Friday, April 10, 2009
Symbolical Visions
I first watched The Devil And Daniel Johnston on IFC late one night when I had to get up for work at 7:00 AM. I watched the documentary until 3:30 in the morning. It was one of the most memorable documentaries I have ever seen. Daniel Johnston is a singer/songwriter and artist and sometime filmmaker done made his name on the back of a series of self-produced, self-recorded, self-analyzing cassette tapes filled with beautiful, fragile, pop songs recorded on tape decks hung over chord organs in basements reeking of religious mania, loneliness and frustration.

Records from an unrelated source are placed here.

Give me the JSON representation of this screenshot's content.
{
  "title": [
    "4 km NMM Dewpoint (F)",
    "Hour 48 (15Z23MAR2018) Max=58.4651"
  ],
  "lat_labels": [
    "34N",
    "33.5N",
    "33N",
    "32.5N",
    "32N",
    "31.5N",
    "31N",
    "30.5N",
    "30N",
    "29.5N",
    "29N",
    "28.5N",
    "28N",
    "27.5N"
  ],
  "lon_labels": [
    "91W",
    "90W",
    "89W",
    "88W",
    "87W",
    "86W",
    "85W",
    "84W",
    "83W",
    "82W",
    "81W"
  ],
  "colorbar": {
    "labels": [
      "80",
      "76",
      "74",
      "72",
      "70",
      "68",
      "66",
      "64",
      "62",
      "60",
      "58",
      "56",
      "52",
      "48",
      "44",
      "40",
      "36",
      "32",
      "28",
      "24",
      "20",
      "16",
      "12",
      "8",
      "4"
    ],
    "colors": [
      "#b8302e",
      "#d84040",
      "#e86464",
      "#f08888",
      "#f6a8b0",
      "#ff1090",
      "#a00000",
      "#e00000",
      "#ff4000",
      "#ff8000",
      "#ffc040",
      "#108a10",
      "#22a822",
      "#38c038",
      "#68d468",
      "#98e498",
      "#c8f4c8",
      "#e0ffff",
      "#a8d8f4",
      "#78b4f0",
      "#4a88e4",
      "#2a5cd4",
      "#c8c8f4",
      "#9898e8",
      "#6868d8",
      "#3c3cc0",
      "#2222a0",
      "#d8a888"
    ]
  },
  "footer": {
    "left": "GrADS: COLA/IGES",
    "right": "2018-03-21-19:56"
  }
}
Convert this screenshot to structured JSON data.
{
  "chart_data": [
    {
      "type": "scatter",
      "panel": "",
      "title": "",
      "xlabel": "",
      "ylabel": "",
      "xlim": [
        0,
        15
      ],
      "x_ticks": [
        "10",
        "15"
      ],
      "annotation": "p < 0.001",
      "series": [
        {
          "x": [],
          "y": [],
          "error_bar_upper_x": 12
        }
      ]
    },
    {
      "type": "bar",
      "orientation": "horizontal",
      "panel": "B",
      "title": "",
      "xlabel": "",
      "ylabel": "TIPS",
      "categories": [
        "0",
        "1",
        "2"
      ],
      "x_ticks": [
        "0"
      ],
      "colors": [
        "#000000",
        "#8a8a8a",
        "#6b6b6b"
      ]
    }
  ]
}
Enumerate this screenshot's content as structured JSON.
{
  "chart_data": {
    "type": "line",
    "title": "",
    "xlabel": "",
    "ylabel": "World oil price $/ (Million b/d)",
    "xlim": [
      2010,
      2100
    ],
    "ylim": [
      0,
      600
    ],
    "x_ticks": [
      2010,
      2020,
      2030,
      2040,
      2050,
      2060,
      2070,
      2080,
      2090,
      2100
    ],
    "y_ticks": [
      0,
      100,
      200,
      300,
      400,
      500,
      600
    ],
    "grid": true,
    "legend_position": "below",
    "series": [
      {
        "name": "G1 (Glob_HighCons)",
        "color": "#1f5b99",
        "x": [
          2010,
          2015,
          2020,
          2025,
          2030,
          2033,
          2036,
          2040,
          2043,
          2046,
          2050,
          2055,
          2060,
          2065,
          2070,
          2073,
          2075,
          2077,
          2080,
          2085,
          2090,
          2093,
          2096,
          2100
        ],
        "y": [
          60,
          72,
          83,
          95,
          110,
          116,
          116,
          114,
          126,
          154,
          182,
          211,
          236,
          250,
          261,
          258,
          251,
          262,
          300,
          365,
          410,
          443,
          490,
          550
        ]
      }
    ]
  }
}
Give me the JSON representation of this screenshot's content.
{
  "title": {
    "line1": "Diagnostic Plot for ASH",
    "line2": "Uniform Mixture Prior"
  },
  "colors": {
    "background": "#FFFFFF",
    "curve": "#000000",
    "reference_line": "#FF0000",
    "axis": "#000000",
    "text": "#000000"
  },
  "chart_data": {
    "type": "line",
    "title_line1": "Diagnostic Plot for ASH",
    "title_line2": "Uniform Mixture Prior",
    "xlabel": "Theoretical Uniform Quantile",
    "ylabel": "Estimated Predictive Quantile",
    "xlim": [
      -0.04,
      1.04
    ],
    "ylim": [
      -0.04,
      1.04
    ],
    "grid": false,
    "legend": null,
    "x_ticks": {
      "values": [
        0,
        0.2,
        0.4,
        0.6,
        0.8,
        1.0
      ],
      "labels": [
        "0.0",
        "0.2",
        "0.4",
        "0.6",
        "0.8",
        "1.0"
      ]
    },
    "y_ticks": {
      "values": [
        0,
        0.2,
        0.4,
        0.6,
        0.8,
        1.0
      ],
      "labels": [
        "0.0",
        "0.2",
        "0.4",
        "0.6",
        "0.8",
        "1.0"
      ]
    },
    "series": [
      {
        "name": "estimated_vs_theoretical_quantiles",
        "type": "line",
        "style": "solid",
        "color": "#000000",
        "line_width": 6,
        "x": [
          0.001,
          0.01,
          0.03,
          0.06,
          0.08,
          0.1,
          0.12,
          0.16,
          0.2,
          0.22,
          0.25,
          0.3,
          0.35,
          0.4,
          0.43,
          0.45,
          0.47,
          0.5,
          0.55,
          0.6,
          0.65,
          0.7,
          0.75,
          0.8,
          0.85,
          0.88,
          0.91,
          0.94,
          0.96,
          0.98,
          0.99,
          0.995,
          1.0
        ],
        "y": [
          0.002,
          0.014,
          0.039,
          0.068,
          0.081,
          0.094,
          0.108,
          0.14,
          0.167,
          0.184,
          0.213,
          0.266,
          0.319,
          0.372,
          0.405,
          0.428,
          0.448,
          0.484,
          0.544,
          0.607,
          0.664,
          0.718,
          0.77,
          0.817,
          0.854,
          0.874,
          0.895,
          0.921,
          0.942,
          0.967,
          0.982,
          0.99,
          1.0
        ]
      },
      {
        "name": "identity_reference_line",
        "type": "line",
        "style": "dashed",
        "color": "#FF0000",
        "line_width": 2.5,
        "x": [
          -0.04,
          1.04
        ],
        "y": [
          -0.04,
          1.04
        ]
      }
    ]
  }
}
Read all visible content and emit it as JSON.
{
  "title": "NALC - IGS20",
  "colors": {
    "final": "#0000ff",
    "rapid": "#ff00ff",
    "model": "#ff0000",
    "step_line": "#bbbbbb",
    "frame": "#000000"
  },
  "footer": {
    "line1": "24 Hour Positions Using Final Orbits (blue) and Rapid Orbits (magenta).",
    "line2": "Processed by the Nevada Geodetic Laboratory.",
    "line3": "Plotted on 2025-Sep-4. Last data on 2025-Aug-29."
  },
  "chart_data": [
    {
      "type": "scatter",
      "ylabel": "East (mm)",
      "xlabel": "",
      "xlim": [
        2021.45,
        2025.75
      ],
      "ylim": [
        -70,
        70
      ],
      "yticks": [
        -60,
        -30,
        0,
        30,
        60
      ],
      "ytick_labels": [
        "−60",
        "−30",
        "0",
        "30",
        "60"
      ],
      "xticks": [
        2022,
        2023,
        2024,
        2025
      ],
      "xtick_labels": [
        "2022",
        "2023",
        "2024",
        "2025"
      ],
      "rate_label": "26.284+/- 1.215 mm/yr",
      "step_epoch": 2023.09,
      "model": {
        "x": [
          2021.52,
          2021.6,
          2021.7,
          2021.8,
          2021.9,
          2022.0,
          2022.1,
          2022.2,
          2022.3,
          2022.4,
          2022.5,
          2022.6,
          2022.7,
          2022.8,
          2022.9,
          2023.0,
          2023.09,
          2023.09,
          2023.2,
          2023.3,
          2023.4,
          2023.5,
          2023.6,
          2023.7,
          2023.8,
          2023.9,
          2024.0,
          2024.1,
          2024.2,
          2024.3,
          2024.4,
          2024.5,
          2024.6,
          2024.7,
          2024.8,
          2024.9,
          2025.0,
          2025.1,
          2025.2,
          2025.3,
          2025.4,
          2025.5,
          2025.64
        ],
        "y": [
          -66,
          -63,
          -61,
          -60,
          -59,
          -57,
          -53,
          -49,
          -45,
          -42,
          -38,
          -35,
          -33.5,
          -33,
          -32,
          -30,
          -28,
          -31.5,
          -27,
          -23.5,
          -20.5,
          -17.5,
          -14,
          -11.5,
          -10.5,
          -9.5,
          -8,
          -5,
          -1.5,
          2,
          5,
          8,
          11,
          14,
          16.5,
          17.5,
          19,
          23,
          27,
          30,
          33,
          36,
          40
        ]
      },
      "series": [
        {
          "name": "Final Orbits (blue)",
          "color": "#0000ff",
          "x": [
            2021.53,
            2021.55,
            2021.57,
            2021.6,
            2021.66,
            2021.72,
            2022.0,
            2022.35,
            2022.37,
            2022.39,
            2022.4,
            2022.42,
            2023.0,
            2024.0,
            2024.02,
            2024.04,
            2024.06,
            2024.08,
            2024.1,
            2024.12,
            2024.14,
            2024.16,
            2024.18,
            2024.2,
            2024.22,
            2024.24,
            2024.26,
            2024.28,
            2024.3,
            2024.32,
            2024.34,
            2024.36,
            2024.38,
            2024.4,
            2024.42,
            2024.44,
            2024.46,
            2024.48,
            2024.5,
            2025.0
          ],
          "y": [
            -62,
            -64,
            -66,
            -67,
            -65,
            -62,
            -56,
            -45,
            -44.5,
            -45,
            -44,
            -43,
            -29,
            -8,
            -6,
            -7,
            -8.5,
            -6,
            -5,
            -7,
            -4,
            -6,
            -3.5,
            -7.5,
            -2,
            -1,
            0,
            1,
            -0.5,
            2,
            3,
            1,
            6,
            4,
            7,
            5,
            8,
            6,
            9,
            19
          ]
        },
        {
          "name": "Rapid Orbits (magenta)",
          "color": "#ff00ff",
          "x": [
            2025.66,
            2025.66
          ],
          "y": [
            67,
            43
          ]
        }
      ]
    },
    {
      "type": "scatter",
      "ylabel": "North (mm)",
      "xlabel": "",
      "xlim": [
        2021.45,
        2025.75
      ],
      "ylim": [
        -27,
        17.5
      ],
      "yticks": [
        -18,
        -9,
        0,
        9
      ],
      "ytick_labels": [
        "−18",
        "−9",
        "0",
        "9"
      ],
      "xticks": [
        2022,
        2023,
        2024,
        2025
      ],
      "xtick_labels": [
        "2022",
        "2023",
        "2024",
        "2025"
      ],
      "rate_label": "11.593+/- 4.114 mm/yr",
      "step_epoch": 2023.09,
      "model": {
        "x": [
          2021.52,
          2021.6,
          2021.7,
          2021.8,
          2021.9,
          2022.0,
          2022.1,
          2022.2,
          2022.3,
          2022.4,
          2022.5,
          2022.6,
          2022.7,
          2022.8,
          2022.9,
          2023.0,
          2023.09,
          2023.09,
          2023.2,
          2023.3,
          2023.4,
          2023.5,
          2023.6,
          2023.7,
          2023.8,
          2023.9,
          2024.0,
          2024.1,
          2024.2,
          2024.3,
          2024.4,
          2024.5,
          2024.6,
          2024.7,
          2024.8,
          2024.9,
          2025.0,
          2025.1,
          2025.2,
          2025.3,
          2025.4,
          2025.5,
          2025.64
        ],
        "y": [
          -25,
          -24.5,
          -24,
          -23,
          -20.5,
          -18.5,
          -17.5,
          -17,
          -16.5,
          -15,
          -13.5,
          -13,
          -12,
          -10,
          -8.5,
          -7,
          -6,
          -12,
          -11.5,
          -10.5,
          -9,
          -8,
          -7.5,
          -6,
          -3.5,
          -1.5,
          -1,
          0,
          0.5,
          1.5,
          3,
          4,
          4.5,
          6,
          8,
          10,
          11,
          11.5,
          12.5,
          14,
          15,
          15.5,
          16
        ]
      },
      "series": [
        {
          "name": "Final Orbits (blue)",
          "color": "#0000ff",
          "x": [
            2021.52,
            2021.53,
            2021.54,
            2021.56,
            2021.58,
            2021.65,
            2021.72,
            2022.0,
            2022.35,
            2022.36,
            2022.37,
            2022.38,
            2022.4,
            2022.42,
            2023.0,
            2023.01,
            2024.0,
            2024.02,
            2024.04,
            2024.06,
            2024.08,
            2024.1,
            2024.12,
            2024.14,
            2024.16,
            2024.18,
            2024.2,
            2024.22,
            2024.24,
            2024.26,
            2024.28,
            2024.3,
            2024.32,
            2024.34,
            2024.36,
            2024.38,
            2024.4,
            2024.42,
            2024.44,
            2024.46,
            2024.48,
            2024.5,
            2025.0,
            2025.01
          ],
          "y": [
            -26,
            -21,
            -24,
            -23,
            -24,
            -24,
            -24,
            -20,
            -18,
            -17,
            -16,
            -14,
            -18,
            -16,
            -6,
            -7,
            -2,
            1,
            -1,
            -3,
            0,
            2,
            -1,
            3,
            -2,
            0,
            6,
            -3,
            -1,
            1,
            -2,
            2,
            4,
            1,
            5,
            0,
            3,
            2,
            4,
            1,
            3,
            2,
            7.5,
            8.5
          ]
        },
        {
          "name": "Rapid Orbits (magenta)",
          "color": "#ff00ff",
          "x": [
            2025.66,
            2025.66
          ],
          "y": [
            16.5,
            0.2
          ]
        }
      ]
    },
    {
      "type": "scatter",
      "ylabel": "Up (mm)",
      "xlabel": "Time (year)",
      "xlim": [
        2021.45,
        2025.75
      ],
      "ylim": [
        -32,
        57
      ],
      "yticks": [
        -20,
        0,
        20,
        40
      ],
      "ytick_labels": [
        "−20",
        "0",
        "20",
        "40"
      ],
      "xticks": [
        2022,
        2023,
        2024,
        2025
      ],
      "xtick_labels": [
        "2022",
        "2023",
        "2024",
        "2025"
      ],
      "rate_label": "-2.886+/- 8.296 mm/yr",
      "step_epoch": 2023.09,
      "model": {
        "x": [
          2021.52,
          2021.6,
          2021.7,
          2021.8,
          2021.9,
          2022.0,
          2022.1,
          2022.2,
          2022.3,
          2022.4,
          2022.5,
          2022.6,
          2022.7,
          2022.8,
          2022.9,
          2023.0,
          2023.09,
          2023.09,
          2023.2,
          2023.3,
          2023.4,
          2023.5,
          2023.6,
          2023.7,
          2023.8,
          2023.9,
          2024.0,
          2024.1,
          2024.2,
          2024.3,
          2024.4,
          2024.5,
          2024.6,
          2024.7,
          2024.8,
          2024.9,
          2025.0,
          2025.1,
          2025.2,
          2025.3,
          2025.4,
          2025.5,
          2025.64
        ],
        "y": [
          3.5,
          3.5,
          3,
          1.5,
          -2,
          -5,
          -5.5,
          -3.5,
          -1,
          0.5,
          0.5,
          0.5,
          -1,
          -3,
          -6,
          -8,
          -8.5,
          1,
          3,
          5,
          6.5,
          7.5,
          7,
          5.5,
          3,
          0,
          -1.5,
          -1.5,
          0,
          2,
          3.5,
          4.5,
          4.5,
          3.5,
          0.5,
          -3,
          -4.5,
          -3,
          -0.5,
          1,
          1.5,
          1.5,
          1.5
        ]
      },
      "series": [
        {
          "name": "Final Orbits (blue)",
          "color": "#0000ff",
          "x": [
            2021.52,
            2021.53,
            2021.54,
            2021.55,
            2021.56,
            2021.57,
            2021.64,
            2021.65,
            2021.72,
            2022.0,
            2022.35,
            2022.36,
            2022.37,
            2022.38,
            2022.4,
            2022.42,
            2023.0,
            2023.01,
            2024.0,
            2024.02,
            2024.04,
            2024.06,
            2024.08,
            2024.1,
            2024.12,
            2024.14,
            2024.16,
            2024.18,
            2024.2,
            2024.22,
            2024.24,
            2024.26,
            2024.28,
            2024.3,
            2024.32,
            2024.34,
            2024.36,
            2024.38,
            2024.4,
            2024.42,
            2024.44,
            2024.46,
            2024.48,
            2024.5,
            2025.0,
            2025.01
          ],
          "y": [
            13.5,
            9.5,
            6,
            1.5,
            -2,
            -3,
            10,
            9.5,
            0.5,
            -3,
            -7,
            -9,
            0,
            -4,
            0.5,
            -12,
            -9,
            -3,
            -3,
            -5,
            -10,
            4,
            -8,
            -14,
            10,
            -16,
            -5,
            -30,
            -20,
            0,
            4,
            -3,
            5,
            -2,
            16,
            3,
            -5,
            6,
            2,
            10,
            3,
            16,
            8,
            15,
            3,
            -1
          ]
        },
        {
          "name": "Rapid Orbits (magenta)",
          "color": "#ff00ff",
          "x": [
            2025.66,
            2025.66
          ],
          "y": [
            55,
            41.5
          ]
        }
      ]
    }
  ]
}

He sings songs about King Kong and Casper The Friendly Ghost and of the unrequited love for an undertaker's wife (the near-mythic Laurie) informs his work to this very day. He sang in a high-pitched child-like voice wrapped round a series of gorgeous, disarmingly simple melodies, and dabbles in preoccupations like Satan, Christianity, lost love. Daniel is self-proclaimed very ill of the mind, living with his parents who care for him and make sure he stays on his medication and take him to the supermarket once a week, when he isn't off touring the art-galleries and music halls of the world. The documentary incorporates home movies, cassette tape recordings, animation, performance footage, fresh interview material and Johnston's own super-8 short films for to create a dazzling tapestry runs the very width and breadth of Daniel Johnston's life and work and illness.
Once you meet Daniel, you will never forget Daniel. I highly recommend letting him into your life.